The historian, REV. DAVID CRAFT, was next introduced by the President of the day, and delivered the historical address prepared by him for the occasion. Mr. Craft, at

the request of the Library and Historical Society, has kindly re-written and extended his address, so as to form, as now published, a full and complete history of the entire Sullivan Campaign of 1779, compiled and prepared from official records.

. MR. PRESIDENT:

In the current of human history, there arise great events which materially modify the structure of society, turn the stream of national life into new channels, give a new coloring to national character, and secure development of new resources. They are the events which designate historical epochs, and become focal dates to mark the progress of civilization, and trace the development of social and national life.
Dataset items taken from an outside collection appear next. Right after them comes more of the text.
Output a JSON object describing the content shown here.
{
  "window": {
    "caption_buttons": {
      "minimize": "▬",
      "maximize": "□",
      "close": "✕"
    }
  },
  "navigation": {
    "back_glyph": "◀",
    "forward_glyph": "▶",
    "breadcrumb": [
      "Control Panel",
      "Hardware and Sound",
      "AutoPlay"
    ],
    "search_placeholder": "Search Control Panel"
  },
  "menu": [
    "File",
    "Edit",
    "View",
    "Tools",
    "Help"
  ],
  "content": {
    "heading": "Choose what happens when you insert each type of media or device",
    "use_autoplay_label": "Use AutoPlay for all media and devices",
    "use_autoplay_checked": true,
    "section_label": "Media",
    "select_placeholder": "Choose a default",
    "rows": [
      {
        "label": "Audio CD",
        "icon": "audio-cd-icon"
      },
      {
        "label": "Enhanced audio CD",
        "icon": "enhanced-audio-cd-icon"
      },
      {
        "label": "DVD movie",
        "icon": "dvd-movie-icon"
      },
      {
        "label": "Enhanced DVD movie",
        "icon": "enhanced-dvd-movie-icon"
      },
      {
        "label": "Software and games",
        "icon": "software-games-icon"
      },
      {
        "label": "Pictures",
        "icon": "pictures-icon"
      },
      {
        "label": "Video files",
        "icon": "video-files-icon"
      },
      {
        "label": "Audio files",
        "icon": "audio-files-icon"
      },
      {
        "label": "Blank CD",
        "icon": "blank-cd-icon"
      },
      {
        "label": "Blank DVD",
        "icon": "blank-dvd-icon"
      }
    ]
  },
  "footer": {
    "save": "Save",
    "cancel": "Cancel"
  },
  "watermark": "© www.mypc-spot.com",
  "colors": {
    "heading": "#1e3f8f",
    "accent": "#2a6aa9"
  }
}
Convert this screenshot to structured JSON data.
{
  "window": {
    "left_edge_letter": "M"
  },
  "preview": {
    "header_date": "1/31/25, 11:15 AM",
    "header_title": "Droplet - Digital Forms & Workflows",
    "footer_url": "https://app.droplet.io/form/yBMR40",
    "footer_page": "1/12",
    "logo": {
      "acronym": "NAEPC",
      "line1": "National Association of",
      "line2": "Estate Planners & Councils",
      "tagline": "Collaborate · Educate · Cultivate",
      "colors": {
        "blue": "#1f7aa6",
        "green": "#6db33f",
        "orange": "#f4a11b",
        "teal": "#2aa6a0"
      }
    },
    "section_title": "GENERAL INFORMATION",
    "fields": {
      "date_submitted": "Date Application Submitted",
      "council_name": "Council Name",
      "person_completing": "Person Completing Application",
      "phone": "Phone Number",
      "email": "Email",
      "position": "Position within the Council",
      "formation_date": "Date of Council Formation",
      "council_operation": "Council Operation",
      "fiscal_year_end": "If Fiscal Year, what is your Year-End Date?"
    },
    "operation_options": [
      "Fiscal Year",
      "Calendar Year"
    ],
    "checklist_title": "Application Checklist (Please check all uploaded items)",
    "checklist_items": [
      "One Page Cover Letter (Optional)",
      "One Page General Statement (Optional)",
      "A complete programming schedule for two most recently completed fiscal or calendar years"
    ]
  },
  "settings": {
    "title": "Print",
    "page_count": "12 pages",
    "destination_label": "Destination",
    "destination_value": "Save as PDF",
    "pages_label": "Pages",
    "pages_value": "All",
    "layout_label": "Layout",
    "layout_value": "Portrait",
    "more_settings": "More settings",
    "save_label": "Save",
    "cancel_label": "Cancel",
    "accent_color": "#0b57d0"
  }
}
Such an event, to this country, was the Sullivan Expedition. It marks the beginning of a new era in the history of this Empire State. It determined, at a single blow, whether white men or red men should hold domination over these fertile vales and along these streams, and over these lakes and mountains. At a single stroke it solved the question, whether the American Indian, with his deeply rooted prejudices, with his unconquerable aversion to civilization, with his undisguised hatred for the religion and the culture of the European, was longer to stand in the way of human progress; whether he was longer to maintain a barrier, as immovable as his own nature, to the advancement of the institutions and the ideas of the white man, or whether he must go down before the antagonism of another race, which was every day gathering new strength and preparing itself for a fresh onset.
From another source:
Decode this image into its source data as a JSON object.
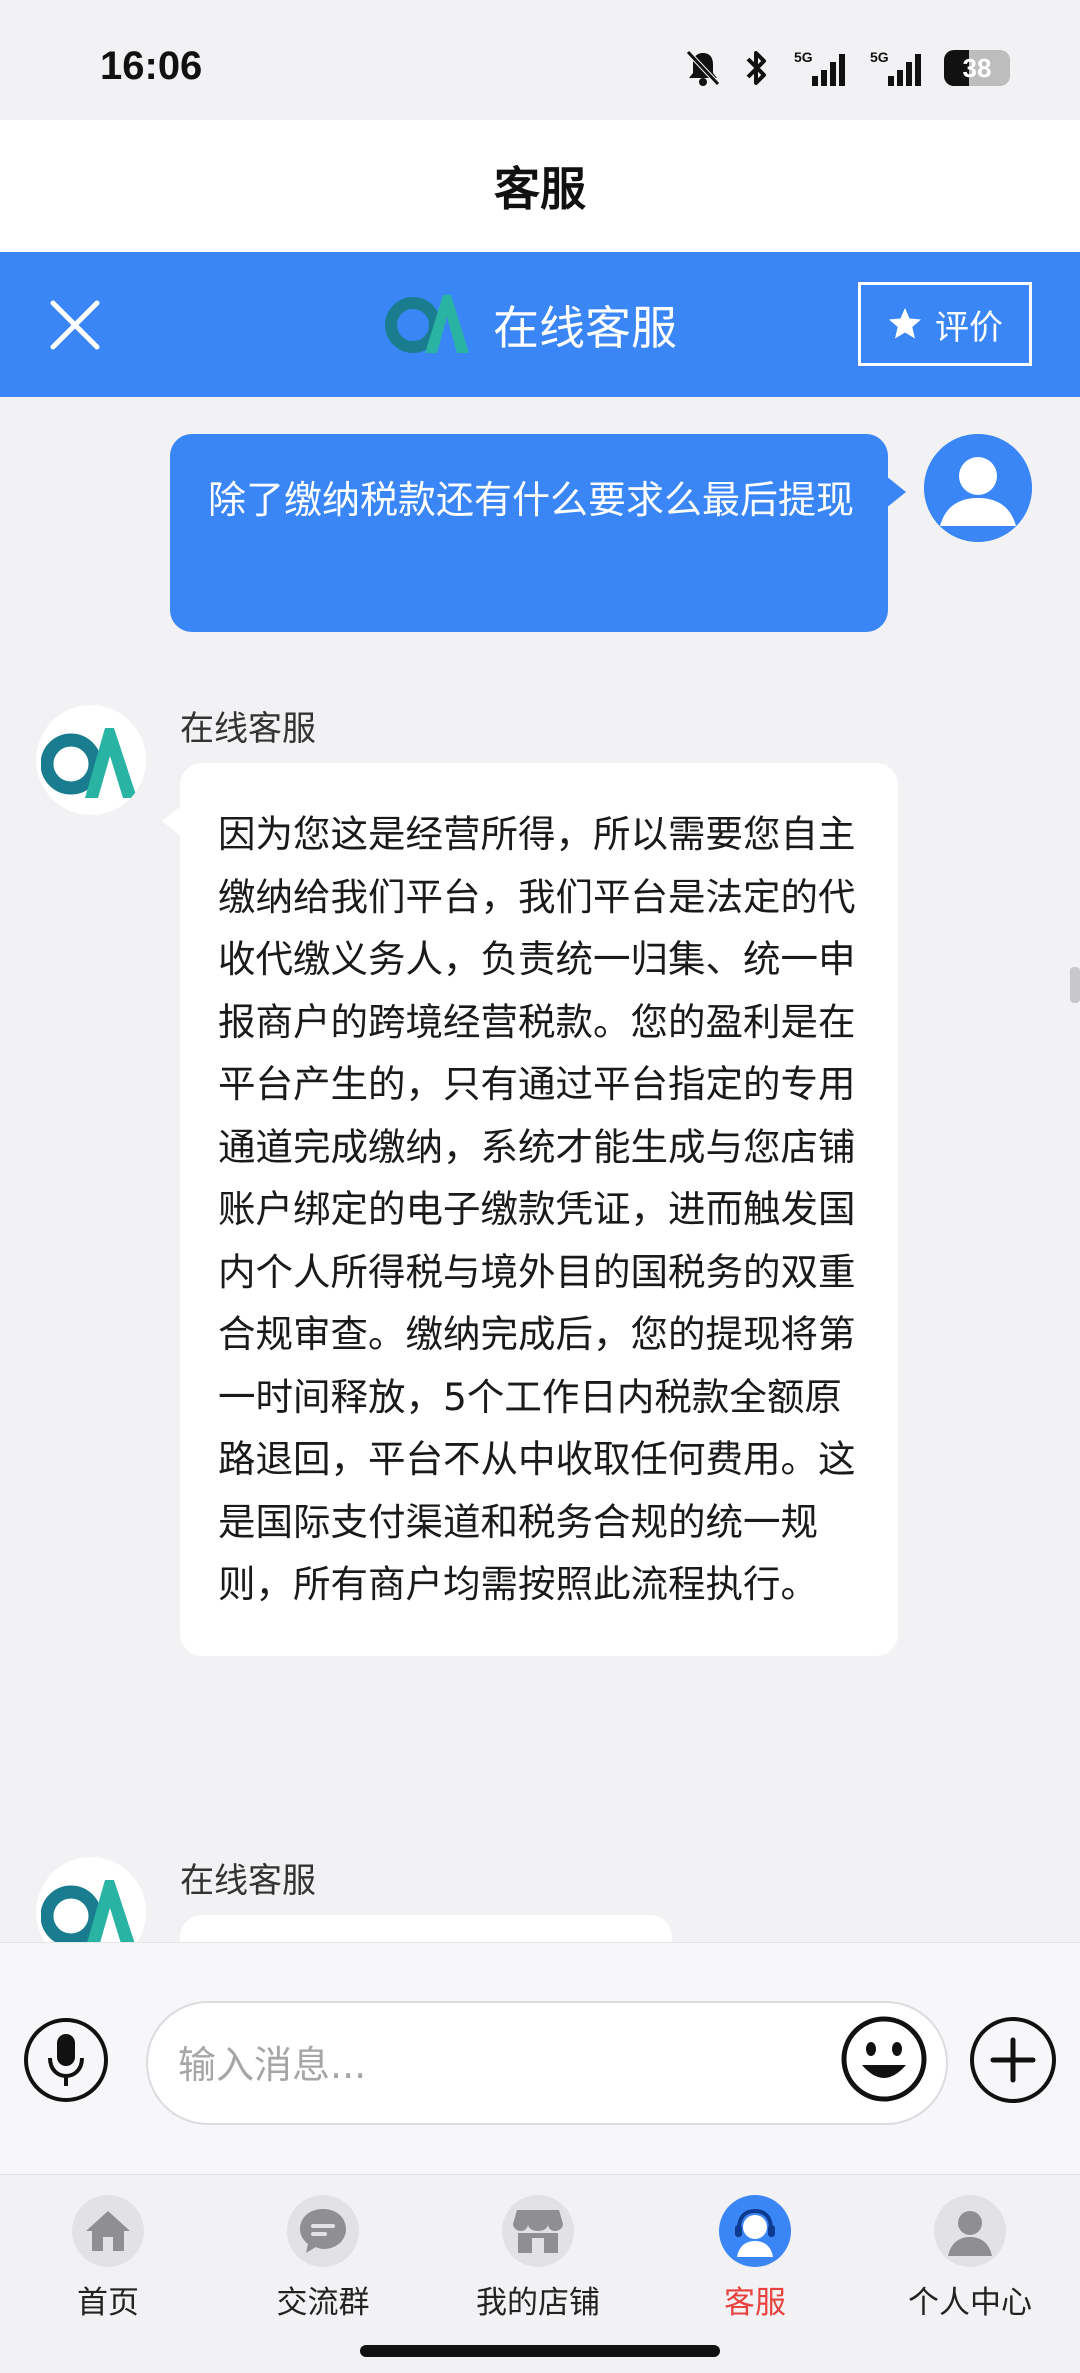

To whichever party our sympathy may cling, in whatever speculations the philanthropist may indulge, whatever charges of cruelty, of greed, of rapacity, may be made against the white man, we shudder to think what might

have been the fate of free institutions on this western continent, had the wager of battle between the races, at that awful crisis, given victory to the vanquished.
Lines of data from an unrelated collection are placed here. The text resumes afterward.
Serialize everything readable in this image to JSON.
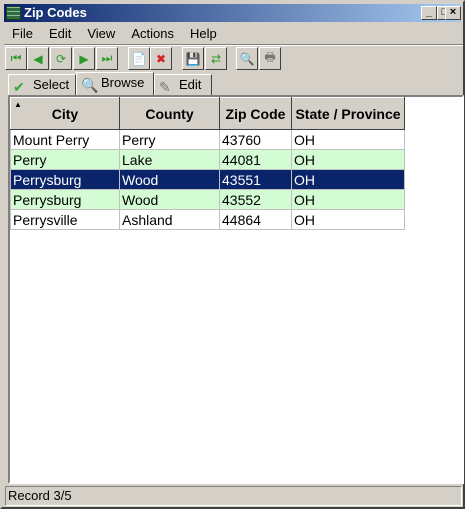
{
  "window": {
    "title": "Zip Codes"
  },
  "menu": [
    "File",
    "Edit",
    "View",
    "Actions",
    "Help"
  ],
  "toolbar": [
    {
      "name": "first-record",
      "glyph": "⏮",
      "color": "#2a9a2a"
    },
    {
      "name": "prev-record",
      "glyph": "◀",
      "color": "#2a9a2a"
    },
    {
      "name": "refresh",
      "glyph": "⟳",
      "color": "#2a9a2a"
    },
    {
      "name": "next-record",
      "glyph": "▶",
      "color": "#2a9a2a"
    },
    {
      "name": "last-record",
      "glyph": "⏭",
      "color": "#2a9a2a"
    },
    {
      "name": "new-record",
      "glyph": "📄",
      "color": "#888"
    },
    {
      "name": "delete-record",
      "glyph": "✖",
      "color": "#d02020"
    },
    {
      "name": "save",
      "glyph": "💾",
      "color": "#333"
    },
    {
      "name": "save-copy",
      "glyph": "⇄",
      "color": "#2a9a2a"
    },
    {
      "name": "search",
      "glyph": "🔍",
      "color": "#336"
    },
    {
      "name": "print",
      "glyph": "🖶",
      "color": "#777"
    }
  ],
  "tabs": [
    {
      "label": "Select",
      "icon": "checkmark"
    },
    {
      "label": "Browse",
      "icon": "magnifier"
    },
    {
      "label": "Edit",
      "icon": "pencil"
    }
  ],
  "active_tab": "Browse",
  "grid": {
    "columns": [
      "City",
      "County",
      "Zip Code",
      "State / Province"
    ],
    "sorted_column": "City",
    "rows": [
      [
        "Mount Perry",
        "Perry",
        "43760",
        "OH"
      ],
      [
        "Perry",
        "Lake",
        "44081",
        "OH"
      ],
      [
        "Perrysburg",
        "Wood",
        "43551",
        "OH"
      ],
      [
        "Perrysburg",
        "Wood",
        "43552",
        "OH"
      ],
      [
        "Perrysville",
        "Ashland",
        "44864",
        "OH"
      ]
    ],
    "selected_row": 3
  },
  "status": "Record 3/5"
}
When this country was first known to the whites, the territory bounded on the north by the St. Lawrence, on the east by the Hudson and Delaware, on the south by the Potomac, and on the west by the great lakes, was inhabited by nations, which from their language, general customs and traditions, seemed to be more closely related to each other, than to the nations which surrounded them. The confederated Five Nations, or as they are commonly called, the Iroquois, occupied the north-east portion of this territory, having the Eries and Hurons on the west, and on the south the Andastes, tribes living along the Susquehanna. These powerful neighbors had greatly diminished the strength of the Iroquois, and wellnigh reduced them to a condition of vassalage, and more than once had even driven them from their ancestral seats.

For mutual protection the Five Nations of Central New York, viz: the Mohawks, the Oneidas, the Onondagas, the Cayugas, and the Senecas, entered into a confederation, and in a rude way, anticipated the great Federal Republic which is to-day exercising such controlling power over the affairs of this continent, and such mighty influence over the nations of the earth. By means of the mutual aid they were thus able to give each other, and of the rifle, which traders sold to the Mohawks prior to 1620, the Iroquois soon began to assert their independence, then to make war upon their neighbors, and in a few years, instead of being vassals, they became masters, and either exterminated or brought into subjugation, not only their former conquerors, but carried their conquests to the Mississippi on the west and to the Gulf on the south.